HRRS-Nummer: HRRS 2015 Nr. 244
Bearbeiter: Karsten Gaede und Christoph Henckel
Zitiervorschlag: BGH, 4 StR 512/14, Beschluss v. 03.12.2014, HRRS 2015 Nr. 244
1. Auf die Revision des Angeklagten wird das Urteil des Landgerichts Kaiserslautern vom 11. August 2014
a) im Schuldspruch dahin berichtigt, dass im Fall II. 1 der Urteilsgründe die Kennzeichnung als minder schwerer Fall entfällt,
b) im gesamten Straf- und Maßregelausspruch mit den Feststellungen aufgehoben.
Im Umfang der Aufhebung wird die Sache zu neuer Verhandlung und Entscheidung, auch über die Kosten des Rechtsmittels, an eine andere Strafkammer des Landgerichts zurückverwiesen.
2. Die weiter gehende Revision wird verworfen.
Das Landgericht hat den Angeklagten wegen bewaffneten unerlaubten Handeltreibens mit Betäubungsmitteln in nicht geringer Menge "in einem minder schweren Fall" sowie wegen unerlaubten Handeltreibens mit Betäubungsmitteln in nicht geringer Menge zu einer Gesamtfreiheitsstrafe von vier Jahren verurteilt. Es hat ferner die Unterbringung des Angeklagten in einer Entziehungsanstalt angeordnet und bestimmt, dass acht Monate der Freiheitsstrafe vorweg zu vollziehen sind.

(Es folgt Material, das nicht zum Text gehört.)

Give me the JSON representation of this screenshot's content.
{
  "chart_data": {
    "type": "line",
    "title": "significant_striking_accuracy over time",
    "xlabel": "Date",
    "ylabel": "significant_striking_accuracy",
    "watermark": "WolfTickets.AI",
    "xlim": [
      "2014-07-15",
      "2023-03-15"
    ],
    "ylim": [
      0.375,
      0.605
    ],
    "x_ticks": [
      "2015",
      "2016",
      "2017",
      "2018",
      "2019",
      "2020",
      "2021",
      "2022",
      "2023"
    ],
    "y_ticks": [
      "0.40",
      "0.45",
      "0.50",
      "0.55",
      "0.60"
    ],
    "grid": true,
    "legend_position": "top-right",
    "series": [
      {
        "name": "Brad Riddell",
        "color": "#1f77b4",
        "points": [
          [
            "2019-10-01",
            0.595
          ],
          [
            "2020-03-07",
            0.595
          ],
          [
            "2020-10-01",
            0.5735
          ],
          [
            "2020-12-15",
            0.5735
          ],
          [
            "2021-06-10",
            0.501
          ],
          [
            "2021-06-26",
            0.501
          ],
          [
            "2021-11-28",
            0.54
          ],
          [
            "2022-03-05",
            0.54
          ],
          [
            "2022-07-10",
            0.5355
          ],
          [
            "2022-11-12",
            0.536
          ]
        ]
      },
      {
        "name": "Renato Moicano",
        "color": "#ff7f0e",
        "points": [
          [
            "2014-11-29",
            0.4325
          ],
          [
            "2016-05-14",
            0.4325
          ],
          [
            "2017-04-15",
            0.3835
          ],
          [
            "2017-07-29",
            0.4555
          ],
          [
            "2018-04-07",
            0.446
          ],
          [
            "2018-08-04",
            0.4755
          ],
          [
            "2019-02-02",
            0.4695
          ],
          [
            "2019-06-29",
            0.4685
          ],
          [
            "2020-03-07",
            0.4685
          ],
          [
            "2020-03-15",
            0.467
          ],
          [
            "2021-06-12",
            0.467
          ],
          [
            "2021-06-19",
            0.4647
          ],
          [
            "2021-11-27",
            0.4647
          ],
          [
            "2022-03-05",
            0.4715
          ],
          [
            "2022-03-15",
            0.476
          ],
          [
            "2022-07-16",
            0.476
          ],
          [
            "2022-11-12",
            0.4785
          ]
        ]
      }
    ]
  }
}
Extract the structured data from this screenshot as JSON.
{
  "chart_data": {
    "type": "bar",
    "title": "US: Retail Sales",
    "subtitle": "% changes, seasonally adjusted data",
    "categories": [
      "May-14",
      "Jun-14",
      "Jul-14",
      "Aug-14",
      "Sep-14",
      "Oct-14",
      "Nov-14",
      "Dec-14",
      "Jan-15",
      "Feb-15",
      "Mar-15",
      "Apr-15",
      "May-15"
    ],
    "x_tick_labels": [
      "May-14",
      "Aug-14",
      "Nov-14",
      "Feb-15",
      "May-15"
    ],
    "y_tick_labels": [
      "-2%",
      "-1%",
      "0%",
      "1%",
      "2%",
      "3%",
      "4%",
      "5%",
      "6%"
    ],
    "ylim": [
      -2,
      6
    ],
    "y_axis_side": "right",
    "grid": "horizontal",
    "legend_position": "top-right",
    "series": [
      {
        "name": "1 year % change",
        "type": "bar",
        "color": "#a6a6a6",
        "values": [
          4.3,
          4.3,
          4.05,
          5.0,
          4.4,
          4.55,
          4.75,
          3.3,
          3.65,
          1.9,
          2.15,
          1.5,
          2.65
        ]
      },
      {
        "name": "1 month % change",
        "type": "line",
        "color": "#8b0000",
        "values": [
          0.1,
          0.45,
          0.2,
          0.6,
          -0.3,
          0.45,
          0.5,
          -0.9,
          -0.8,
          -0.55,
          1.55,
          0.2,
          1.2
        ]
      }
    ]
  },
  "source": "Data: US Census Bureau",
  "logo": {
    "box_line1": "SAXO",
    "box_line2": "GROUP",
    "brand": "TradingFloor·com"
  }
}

Die Revision des Angeklagten hat den aus der Beschlussformel ersichtlichen Teilerfolg; im Übrigen ist das Rechtsmittel unbegründet im Sinne des § 349 Abs. 2 StPO.
Die Revision des Angeklagten ist zulässig.
1. Allerdings bestehen bei einem lediglich am Wortlaut orientierten Verständnis des Inhalts der Revisionsrechtfertigung Zweifel an der Zulässigkeit des Rechtsmittels.
Wie der Generalbundesanwalt in seiner Antragsschrift vom 29. Oktober 2014 zutreffend ausgeführt hat, genügt die vom Beschwerdeführer ausgeführte Verfahrensrüge den Anforderungen des § 344 Abs. 2 Satz 2 StPO nicht und ist daher unzulässig. Der im zweiten Teil der Revisionsbegründung ohne nähere Begründung erhobenen "allgemeinen Verfahrensrüge" ist für sich genommen ebenfalls kein zulässiges, auf eine Verfahrensrüge gerichtetes Revisionsvorbringen zu entnehmen.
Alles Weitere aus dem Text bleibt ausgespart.